Afundo a mão no bolso da calça quando sinto meu celular vibrar. Uma mensagem, uma outra mensagem de Kihyun. Ele diz que, assim que eu voltar para Seul, deveríamos conversar sem falta. Sem falta, está em negrito. Pergunto sobre do que se trata a tal conversa, mas ele não me responde a tempo. Preciso entrar logo no quarto.

— Com licença... — falo ao entrar, fechando a porta atrás de mim. — Oi, mãe... Oi, pai.

O desconforto é real, faz-se presente, é notório, evidente. Mamãe vem a me abraçar, pergunta-me sobre a cor do cabelo, sobre os músculos que antes não estavam, sobre o jeito largado que me visto, sobre eu estar aparentemente maior. Eu digo que não, só foram alguns anos, não é tanta coisa assim. E papai só observa, como sempre. Sempre de canto, observando com esse olhar de julgamento. Passo a esperar mais uma das suas críticas, das suas reclamações.

— Passou muito tempo longe de casa, Changkyun — finalmente, é o que me diz. — Por que deixou o cabelo crescer? Por que pintou? Quer virar aqueles menininhos da televisão? Que roupas são essas? Consegue emprego com isso? Tá mais gordinho, olha. Anda comendo porcaria? Já conversamos sobre comida de rua e essas empresas dos Estados Unidos...

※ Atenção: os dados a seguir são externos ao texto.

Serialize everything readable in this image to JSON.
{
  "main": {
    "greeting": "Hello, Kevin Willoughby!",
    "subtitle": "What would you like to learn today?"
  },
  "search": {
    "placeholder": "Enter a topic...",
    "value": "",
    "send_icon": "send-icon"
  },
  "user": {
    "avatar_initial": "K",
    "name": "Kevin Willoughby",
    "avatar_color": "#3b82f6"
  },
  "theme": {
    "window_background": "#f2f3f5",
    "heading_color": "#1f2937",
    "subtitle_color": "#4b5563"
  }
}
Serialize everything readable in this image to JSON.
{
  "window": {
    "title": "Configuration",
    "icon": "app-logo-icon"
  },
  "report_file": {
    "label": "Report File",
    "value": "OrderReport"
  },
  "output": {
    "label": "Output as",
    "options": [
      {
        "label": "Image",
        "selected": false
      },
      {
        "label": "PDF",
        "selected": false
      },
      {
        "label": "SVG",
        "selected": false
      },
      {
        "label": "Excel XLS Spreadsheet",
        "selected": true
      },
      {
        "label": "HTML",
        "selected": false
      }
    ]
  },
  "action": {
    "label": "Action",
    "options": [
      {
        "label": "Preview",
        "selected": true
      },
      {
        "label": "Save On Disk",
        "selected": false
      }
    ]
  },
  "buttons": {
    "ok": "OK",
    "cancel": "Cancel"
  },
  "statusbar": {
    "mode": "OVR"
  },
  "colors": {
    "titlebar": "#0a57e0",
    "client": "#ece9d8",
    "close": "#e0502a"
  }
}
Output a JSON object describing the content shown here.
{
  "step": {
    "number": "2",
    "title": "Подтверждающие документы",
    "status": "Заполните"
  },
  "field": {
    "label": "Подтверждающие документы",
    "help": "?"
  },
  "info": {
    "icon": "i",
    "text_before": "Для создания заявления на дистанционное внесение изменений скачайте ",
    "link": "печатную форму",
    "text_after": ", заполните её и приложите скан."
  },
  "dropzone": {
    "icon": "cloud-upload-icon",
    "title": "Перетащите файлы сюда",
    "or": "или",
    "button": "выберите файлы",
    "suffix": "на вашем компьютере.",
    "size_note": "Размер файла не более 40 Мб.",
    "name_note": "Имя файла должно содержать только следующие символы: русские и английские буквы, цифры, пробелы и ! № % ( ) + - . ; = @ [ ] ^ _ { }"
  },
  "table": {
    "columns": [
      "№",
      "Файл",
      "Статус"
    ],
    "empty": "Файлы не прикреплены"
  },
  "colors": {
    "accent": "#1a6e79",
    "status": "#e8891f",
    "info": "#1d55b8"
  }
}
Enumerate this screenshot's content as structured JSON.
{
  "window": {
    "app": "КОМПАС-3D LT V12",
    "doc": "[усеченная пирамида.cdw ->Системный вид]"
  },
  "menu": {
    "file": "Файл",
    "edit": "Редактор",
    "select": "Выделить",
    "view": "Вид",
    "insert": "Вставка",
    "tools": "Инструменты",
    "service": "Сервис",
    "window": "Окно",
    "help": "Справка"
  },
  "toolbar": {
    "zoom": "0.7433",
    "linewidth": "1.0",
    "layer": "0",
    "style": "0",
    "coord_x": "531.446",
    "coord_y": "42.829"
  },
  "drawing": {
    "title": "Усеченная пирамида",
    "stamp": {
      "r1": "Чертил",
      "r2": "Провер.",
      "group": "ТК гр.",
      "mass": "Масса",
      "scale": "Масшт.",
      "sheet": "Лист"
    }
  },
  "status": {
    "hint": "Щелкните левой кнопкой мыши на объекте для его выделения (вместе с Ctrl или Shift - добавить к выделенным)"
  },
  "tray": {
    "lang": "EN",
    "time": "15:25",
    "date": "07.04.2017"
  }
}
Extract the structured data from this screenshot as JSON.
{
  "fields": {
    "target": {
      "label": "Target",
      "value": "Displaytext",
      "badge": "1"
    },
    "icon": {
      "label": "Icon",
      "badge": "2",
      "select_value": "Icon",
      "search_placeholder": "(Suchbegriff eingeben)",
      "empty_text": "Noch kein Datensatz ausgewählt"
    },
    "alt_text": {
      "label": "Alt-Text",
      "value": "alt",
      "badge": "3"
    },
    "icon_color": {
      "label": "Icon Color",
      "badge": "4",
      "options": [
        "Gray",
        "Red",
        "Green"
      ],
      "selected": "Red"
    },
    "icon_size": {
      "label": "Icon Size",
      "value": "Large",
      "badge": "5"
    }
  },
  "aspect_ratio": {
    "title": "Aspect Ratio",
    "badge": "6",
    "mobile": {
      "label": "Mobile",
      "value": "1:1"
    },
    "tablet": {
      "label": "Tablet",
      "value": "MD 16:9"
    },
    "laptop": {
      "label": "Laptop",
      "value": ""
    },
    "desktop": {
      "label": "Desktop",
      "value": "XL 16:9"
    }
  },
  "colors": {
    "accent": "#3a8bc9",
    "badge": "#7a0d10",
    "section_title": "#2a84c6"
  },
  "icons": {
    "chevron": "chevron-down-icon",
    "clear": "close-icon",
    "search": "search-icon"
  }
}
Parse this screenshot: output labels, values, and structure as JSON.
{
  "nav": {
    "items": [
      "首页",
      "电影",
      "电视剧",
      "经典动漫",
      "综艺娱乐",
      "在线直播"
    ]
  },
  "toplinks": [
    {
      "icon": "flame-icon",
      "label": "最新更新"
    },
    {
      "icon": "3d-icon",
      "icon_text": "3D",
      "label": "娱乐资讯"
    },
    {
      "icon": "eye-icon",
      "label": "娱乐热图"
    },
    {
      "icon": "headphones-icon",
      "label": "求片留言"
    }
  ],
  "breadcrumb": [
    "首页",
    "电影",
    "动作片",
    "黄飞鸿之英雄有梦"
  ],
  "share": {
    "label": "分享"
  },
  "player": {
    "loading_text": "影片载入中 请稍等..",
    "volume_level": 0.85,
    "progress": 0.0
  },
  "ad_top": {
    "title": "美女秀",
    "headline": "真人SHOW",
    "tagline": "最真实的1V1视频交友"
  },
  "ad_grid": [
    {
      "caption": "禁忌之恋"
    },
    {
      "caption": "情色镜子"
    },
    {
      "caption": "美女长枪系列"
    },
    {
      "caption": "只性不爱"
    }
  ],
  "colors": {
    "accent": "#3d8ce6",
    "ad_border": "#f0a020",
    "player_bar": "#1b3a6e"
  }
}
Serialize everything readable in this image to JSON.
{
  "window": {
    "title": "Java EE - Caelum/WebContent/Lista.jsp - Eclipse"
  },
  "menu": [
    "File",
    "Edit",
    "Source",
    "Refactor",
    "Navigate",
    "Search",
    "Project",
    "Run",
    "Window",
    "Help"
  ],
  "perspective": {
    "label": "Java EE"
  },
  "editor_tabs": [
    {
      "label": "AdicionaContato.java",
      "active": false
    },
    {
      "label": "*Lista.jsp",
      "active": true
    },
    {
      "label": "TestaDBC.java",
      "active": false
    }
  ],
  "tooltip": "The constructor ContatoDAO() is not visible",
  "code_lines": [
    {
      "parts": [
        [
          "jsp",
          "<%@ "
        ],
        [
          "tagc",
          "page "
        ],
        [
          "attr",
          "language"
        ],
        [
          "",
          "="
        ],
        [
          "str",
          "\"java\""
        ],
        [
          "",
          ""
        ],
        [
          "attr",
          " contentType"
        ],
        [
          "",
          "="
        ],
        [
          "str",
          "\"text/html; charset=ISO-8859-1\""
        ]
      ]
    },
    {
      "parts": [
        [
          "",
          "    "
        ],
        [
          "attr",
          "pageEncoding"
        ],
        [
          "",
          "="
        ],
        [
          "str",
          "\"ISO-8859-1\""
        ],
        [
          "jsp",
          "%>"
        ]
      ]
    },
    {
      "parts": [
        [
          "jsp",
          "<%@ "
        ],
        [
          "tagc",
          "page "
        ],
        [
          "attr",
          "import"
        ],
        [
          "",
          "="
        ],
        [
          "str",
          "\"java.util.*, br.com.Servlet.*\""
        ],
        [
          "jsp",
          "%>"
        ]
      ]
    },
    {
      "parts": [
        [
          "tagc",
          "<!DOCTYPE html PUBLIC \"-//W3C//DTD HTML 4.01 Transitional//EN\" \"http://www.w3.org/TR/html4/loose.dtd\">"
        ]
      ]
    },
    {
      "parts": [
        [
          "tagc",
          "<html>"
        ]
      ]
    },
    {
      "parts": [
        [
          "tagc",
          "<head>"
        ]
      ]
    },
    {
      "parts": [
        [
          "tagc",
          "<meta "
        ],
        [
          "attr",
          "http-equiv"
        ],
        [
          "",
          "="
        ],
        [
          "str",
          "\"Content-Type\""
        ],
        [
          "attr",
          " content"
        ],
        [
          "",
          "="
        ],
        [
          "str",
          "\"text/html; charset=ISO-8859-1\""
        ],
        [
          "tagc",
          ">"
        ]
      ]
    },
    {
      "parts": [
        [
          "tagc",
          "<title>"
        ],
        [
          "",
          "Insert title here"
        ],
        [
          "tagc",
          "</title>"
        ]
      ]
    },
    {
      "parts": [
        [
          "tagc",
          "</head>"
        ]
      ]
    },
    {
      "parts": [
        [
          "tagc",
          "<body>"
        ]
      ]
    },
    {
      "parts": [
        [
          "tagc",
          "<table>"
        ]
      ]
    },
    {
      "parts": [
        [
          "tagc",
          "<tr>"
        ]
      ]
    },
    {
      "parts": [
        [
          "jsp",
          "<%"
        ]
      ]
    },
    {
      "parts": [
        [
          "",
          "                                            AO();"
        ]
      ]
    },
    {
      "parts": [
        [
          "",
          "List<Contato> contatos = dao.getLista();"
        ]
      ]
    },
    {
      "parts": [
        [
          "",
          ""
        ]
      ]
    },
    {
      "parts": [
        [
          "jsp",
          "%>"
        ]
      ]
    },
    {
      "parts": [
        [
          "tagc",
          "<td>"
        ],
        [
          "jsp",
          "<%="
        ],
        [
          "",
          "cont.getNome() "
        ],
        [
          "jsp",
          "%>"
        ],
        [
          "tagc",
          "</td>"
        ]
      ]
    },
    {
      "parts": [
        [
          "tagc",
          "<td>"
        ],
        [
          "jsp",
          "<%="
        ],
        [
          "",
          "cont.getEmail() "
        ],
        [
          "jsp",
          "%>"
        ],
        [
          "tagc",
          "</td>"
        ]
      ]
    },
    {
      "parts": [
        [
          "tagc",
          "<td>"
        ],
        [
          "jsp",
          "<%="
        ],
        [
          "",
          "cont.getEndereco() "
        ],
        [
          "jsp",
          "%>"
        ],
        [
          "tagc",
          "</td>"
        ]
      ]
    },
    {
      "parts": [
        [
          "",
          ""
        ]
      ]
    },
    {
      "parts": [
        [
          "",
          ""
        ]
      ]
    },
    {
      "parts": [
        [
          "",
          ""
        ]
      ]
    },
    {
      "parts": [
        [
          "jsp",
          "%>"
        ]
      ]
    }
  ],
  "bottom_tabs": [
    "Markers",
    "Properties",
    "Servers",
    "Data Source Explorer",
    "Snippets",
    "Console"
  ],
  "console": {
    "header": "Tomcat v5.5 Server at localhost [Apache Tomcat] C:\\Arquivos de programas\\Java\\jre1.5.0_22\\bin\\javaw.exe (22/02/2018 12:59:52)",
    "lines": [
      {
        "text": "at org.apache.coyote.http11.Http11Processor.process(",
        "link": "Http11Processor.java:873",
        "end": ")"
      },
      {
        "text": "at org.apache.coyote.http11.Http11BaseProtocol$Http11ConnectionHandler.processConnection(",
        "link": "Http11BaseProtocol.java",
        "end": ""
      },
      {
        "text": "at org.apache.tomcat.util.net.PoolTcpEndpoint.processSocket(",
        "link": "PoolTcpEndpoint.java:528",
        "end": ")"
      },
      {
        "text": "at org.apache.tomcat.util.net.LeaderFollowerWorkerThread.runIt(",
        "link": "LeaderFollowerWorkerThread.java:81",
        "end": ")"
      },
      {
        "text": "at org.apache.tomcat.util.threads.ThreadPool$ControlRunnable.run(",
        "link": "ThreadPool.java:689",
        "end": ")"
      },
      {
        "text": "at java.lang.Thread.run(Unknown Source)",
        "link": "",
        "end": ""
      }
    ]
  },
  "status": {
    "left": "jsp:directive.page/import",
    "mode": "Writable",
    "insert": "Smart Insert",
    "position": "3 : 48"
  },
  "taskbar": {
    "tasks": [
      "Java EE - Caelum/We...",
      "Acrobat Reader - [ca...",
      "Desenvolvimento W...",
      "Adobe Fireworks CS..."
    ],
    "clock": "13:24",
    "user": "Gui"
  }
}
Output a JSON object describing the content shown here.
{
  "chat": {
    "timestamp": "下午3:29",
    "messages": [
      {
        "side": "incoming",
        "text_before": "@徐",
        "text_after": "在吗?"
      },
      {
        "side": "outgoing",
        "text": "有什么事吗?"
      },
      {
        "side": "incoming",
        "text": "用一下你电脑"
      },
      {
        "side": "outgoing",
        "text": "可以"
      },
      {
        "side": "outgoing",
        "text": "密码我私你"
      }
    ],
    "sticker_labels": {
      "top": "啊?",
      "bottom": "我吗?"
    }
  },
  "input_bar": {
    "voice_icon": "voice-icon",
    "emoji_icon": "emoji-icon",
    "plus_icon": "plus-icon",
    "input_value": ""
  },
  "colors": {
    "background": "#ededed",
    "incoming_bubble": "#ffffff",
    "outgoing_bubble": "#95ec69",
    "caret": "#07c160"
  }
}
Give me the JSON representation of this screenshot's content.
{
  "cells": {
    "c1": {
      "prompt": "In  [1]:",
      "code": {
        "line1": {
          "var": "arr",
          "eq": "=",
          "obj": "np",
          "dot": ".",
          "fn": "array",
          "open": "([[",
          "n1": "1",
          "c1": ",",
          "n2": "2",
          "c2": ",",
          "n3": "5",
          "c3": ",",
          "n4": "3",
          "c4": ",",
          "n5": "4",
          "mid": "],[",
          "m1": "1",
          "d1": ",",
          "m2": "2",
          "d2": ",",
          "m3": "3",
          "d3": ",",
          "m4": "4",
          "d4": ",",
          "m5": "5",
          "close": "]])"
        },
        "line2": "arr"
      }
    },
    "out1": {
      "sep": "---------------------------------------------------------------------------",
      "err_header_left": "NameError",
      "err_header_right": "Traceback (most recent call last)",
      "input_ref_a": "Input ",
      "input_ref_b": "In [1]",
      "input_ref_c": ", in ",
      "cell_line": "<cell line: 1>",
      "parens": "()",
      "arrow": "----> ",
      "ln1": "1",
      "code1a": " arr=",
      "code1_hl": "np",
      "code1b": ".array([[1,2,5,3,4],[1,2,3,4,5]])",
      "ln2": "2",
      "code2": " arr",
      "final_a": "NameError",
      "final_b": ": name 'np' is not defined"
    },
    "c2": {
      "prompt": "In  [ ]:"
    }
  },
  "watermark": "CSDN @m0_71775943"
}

— Também senti sua falta, pai — sorrio, próximo à cama, encarando seu rosto apertado pelo colar cervical.

Sei que irá reclamar, irá me encher o saco, me entupir de perguntas. Mas não ligo, não mais. E então percebo, junto ao teu corpo colorido, ao gesso branco, às feridas cobertas... junto a ti, percebo que sentia falta era disso mesmo, de alguém se importando comigo do jeito que faziam antes. Sair das asas da família é difícil e, quando voltamos, de repente queremos voltar para quando tudo era belo e colorido. Antes do crescimento.

E vamos a conversar, pôr o papo em dia, eu explico que estou quase a me tornar sommelier. Eles perguntam que raios é isso, dizem que estou chique a falar outros idiomas e tudo mais. Eu rio, pois são bestinhas. Não falo nem metade do que Kihyun fala, imagina só.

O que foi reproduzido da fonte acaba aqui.